I almost got sick hearing the news. People were talking about me everywhere. I just wanted it to stop. I wish I could explain myself but honestly I was to scared to face the public.

~Monday~

"Hey ! hunter your back" Matt said smiling as I walked into the studio

"Yeah" I tried to laugh and smile back

All the guys greeted me and seemed really happy. I tried my best to act happy but it was so hard. Betsy reminded me again that the record label was going to drop me by the end of the year. I didn't want that to happen but writing and recording was going to be a challenge. I wouldn't have ever imagined that singing would ever be a problem for me.but it was just the first few hours we frustrating.

"Can we take a break ?" I groaned angrily

"No c'mon just another hour" sam encouraged

"No ! we've been here all day and we don't have shit !" I pushed papers containing our attempts at writing a new song off the table.

"We just have to focus a little hunter" Matt said.

"I'm trying. It's hard. I just want a break" I grew annoyed

"Ok alright let's give him a break" Betsy came up from behind me patting my shoulders.

"I'll be back in ten" I huffed while walking out

"Where are you going ?" Andy questioned

"Outside. For a break." I said with some degree of attitude

I walked off and went outside around the building and took out a cigarette. I needed one. This whole day has been stressful. The guys were telling me to just write how I felt but I was so depressed that it was almost impossible to do anything. Especially pour all my emotions out in front of everyone. I just wanted to go home. I took another hit from my cigarette and blew out the smoke. I took a deep breathe. If I was going to get to a better place in my life I was going to have to work on it. I couldn't give up. I had to go back in and try.

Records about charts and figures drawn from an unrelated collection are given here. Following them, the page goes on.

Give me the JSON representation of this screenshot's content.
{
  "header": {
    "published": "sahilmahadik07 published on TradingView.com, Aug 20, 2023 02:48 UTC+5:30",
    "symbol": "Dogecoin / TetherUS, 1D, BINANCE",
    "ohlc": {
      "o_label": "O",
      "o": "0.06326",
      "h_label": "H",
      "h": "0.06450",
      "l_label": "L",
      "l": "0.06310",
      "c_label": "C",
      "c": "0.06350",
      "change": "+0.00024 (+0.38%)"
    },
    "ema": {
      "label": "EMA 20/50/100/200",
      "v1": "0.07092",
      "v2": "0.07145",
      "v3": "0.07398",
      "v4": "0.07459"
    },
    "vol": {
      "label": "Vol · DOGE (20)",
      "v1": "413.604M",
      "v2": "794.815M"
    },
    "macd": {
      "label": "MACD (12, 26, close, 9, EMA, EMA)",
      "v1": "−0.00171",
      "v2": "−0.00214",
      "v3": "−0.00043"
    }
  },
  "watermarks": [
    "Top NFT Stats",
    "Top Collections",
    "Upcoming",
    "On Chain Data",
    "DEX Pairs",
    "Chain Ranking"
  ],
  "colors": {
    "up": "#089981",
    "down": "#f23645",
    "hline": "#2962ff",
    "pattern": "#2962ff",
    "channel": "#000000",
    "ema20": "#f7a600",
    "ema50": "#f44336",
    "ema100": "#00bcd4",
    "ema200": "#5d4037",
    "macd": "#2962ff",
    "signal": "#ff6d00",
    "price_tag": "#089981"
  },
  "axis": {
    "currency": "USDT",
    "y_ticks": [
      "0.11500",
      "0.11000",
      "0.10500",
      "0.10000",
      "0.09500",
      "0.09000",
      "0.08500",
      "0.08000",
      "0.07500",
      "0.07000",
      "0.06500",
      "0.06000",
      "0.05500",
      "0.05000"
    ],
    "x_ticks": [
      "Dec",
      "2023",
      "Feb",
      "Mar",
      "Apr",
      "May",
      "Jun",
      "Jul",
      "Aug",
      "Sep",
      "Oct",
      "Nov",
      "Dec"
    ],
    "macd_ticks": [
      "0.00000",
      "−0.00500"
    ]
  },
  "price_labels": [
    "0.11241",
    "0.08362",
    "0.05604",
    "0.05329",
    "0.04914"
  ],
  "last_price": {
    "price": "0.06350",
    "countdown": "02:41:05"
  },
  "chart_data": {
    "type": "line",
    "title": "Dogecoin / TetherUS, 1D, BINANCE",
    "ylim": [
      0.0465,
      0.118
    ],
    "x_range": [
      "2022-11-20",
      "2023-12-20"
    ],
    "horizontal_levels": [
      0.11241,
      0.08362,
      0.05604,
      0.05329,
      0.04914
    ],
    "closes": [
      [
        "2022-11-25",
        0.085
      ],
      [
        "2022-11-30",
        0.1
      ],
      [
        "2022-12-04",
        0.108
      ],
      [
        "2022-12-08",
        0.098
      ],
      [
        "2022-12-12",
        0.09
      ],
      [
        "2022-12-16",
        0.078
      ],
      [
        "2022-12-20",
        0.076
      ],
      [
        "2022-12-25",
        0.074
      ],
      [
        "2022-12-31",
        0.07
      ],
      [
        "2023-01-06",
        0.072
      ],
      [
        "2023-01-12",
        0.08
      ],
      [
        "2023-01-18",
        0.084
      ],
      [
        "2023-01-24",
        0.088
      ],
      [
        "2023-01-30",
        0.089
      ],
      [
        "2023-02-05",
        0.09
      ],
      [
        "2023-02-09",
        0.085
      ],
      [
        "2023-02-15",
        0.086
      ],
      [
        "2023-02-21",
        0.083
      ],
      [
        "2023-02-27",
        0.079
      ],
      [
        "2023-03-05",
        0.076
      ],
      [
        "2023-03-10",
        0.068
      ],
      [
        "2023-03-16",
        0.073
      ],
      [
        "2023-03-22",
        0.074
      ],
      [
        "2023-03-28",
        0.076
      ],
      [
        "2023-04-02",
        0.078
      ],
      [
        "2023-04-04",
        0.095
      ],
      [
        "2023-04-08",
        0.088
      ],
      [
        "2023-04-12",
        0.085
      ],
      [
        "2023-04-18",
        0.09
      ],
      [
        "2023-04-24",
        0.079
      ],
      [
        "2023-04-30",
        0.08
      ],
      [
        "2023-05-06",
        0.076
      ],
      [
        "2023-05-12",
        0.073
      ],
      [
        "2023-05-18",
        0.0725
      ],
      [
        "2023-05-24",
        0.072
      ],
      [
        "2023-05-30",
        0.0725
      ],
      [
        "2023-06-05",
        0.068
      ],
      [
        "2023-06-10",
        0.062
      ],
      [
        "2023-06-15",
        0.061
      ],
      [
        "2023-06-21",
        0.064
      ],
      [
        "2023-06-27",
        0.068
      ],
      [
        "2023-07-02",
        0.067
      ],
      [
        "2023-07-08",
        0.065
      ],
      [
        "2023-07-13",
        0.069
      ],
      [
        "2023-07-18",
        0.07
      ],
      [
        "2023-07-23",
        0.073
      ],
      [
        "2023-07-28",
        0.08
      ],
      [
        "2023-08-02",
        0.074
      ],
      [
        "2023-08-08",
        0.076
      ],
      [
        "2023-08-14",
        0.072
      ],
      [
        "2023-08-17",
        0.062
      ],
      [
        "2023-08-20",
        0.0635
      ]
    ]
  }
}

I puffed out more and more smoke until my cigarette was through and I tossed it to the ground and stepped on it and went back inside.

"Alright you ready ?" sam smiled

"Yeah I am." I smiled genuinely back.

Just the short cigarette break made me feel tons better. I'll have to remember to do that when I I'm feeling stressed.
We played around for a couple hours but didn't turn anything out. I couldn't think of anything to write and I couldn't even play any good melodies or cords.

"Let's call it a day." Betsy smiled

"Yeah let's try again tomorrow" Matt smiled

"Ok. I'm sorry I suck you guys" I frowned

"You don't suck hunter. It's just been awhile and you've had it ruff." Devo said.

"I guess. I'll see you guys tomorrow" I left and went to my car it was weird driving because I hardly went anywhere anymore. And if I did it was usually a walk down the street to a liquor store.

BETSY'S POV

"well he did better than I thought" sam said

"He did. He got a little upset but we have to remember not to push him." I told them

"We've got to work a little faster though. We don't have that long to submit demos before the end of the year." Andy said concerned

"I know. He needs to write something. The music playing isn't a problem. He knows how to do that but if he doesn't come up with ideas for songs we're screwed." Matt shook his head.

"Guys I wouldn't worry. I've got a little something in mind but I need to talk to a few people first. We will see how hunter is doing tomorrow and then decide if he needs a little extra help" I gave them a smile.

"What do you mean a little extra help ?" Steve asked me.

"I've been thinking about something that might help hunter out. I'm not going to say anymore because it's not set in stone. We will just have to wait and see" I told him.

"Oh alright don't tell us I see how it is" Matt laughed.

"Just stay positive for hunter's sake. I'll see you all tomorrow" I said goodbye to them.

HUNTER'S POV

I couldn't believe it ! I was horrible today ! how am I supposed to go back there tomorrow ? with out realizing it I had already gotten a drink out of the fridge. I guess it was just habit to drink when I was upset. "Tomorrow is going to be hell." I thought while I slumped on my couch. Why does my life have to be so shity ? Even though it's my own fault. I guess it's me not my life. I'm the shity one.